A grass-roots movement is pushing a proposal to merge three Round Lake-area villages into one, creating Lake County's second largest city, organizers announced Thursday.

One Round Lake, a coalition of more than 500 residents from the villages of Round Lake, Round Lake Beach, and Round Lake Park, has filed documents with county election officials to place a binding consolidation referendum on the November ballot, officials said.

Bill Gentes, the coalition's spokesman and former Round Lake mayor, said the move is aimed at reducing the property tax burden on residents and making local government more efficient.

"There is so much money wasted by having three separate Round Lake municipalities. The vast redundancies in operations can be eliminated by merging into a single city while saving the taxpayers millions of dollars," Gentes said.

Round Lake-area residents identify as a single community that is served by the Round Lake Area Park District and Round Lake Area Library, he said. Neighboring Round Lake Heights also is part of those park and library districts.

Gentes said redundant village positions, such as having three police chiefs or three public works supervisors, would be consolidated into single positions. Instead of trustees being elected at large, the merger would create an aldermanic city, where representatives would be elected from geographic districts, he said.

"Plus, we wouldn't have to compete against the other Round Lakes on issues like economic development," he said. "We would all be in the same boat and rowing with the same oars."

Gentes said the name of the consolidated city and the cost of the proposed merger are unknown. The movement began about 18 months ago, and referendum ballot petitions have been circulated for about 90 days.

The only opposition to the proposal comes from elected officials, who will "most likely use precious taxpayer dollars to fight an effort designed to increase efficiency and save money," Gentes said.

Officials from the three villages said they have had no discussions with coalition leaders and questioned the lack of time to study the proposal.

Round Lake Beach Mayor Richard Hill said he is not opposed to the consolidation idea but said more data is needed to make an informed decision on whether it would help or hurt the various communities.

"I wish they were more open about it and would have come forward sooner so we could check the idea out," Hill said. "It may be the best thing for the communities, or the worst thing. But, right now, I can't tell because we have no data on how it would affect all the varying communities."

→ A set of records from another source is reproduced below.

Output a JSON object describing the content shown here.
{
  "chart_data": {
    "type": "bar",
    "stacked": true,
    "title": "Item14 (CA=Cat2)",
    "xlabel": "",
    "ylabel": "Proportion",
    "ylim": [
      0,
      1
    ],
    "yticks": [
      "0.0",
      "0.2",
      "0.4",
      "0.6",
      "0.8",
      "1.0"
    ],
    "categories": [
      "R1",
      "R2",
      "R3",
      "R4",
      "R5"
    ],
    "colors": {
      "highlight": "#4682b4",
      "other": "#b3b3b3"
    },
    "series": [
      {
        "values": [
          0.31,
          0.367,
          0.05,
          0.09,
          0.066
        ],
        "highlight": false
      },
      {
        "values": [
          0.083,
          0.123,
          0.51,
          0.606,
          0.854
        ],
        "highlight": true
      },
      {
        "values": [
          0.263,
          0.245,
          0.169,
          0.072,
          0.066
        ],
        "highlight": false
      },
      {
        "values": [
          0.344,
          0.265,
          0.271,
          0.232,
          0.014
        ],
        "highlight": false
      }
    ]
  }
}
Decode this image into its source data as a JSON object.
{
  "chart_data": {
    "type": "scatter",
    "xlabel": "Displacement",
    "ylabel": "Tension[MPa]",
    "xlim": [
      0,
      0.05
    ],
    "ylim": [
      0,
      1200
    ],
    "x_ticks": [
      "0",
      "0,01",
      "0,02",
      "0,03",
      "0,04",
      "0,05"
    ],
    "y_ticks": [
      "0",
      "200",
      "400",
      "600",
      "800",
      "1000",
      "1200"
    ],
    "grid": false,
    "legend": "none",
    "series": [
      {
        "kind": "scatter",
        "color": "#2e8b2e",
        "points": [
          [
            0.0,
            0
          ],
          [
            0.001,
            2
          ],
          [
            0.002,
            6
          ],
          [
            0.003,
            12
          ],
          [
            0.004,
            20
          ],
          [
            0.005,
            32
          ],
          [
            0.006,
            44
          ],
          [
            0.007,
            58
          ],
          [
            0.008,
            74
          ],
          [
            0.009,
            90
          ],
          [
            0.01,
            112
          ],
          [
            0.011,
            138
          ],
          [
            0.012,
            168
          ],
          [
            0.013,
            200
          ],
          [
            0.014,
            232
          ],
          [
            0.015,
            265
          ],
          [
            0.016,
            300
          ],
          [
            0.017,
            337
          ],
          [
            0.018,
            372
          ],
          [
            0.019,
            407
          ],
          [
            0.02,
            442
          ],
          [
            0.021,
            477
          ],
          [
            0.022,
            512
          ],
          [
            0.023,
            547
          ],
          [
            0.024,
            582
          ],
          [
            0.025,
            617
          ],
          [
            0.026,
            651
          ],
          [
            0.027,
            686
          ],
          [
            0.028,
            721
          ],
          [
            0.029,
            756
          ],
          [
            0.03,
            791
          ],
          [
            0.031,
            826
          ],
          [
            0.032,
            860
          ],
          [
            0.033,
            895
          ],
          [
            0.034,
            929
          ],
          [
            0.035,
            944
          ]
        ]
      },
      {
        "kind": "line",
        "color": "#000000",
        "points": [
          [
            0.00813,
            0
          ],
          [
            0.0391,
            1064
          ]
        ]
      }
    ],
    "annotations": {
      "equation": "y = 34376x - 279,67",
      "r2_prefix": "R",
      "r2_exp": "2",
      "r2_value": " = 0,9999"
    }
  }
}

The villages of Round Lake and Round Lake Beach released statements saying there have been no studies about the economic impact or changes it would bring to municipal services.

Round Lake Park Mayor Linda Lucassen said she has filed a formal objection to the referendum.

"I'm not for or against the referendum or consolidation," Lucassen said. "The opportunity should have been presented to us to see if it is beneficial to my municipality or not."

Gentes said the coalition has filed the required paperwork with the appropriate offices to place the binding referendum on the November ballot. However, he said, it's unclear if additional hurdles need to be cleared.

"We have turned in double the amount of signatures needed and filed the paperwork with the appropriate authorities to get it on the ballot," he said. "So, we think it is a binding referendum. But, we're still waiting for the final word."

County election officials said the petition has been filed with the Lake County circuit clerk's office and is going through the certification process. Once it's certified, it will be sent to the Lake County clerk's office for placement on the ballot.

If the merger is approved by voters, the three communities would combine for a total population of 53,919, based on 2014 census figures.